Will - Where do you come into it? What does your work with CRISPR involve?

Neville - My work focuses on understanding the human genome, the genes in it and all the rest of the genome. The other 99% of the genome that's not genes non-coding elements that regulate gene expression. There are 20,000 genes in the human genome and let's say we want to find which of those 20,000 genes are important for cancer growth. If we test each gene one by one it's almost an impossible task. You know you need an army of robots or an army of graduate students and post-doctoral fellows and staff scientists and everybody here. But with CRISPR we can actually target all 20,000 genes in one single experiment and measure the effects on cancer growth. So if we have six different CRISPRs for a gene we can say okay I've knocked this gene out in six different ways and six different cells and look they all have the same effect. One of the earliest CRISPR screens we did examined a region of the human genome that's important for switching between different forms of haemoglobin, a protein that carries oxygen in red blood cells.
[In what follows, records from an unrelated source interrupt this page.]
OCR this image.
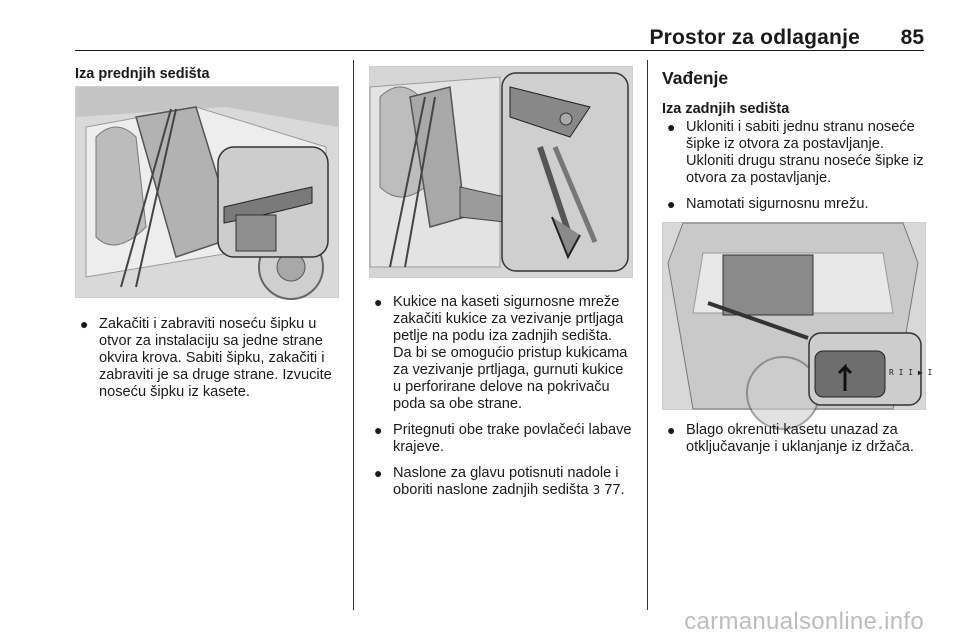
Prostor za odlaganje 85
Iza prednjih sedišta
● Zakačiti i zabraviti nosеću šipku u otvor za instalaciju sa jedne strane okvira krova. Sabiti šipku, zakačiti i zabraviti je sa druge strane. Izvucite noseću šipku iz kasete.
● Kukice na kaseti sigurnosne mreže zakačiti kukice za vezivanje prtljaga petlje na podu iza zadnjih sedišta. Da bi se omogućio pristup kukicama za vezivanje prtljaga, gurnuti kukice u perforirane delove na pokrivaču poda sa obe strane.
● Pritegnuti obe trake povlačeći labave krajeve.
● Naslone za glavu potisnuti nadole i oboriti naslone zadnjih sedišta 3 77.
Vađenje
Iza zadnjih sedišta
● Ukloniti i sabiti jednu stranu noseće šipke iz otvora za postavljanje. Ukloniti drugu stranu noseće šipke iz otvora za postavljanje.
● Namotati sigurnosnu mrežu.
R I I ▶ I
● Blago okrenuti kasetu unazad za otključavanje i uklanjanje iz držača.
carmanualsonline.info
Using a few thousand CRISPRs we found a part of the genome that switches blood cells back to using foetal haemoglobin, something we normally only make right up until the time we're born. But this is very useful because some people with diseases like sickle cell  anaemia have problems with adult haemoglobin. They have a defect in the adult haemoglobin. A biotech company just a few years later was able to modify the blood cells of someone here in the United States. Her name is Victoria Gray and she became the first person to be cured of sickle cell  anaemia using CRISPR and about a year ago this treatment became the first FDA approved gene editing therapy of any kind. That's just kind of a bonkers thing to think about. It's absolutely amazing that we can go from basic discovery to an approved cure with a totally new modality of therapy for a painful disease that impacts millions of people and do that all in less than a decade.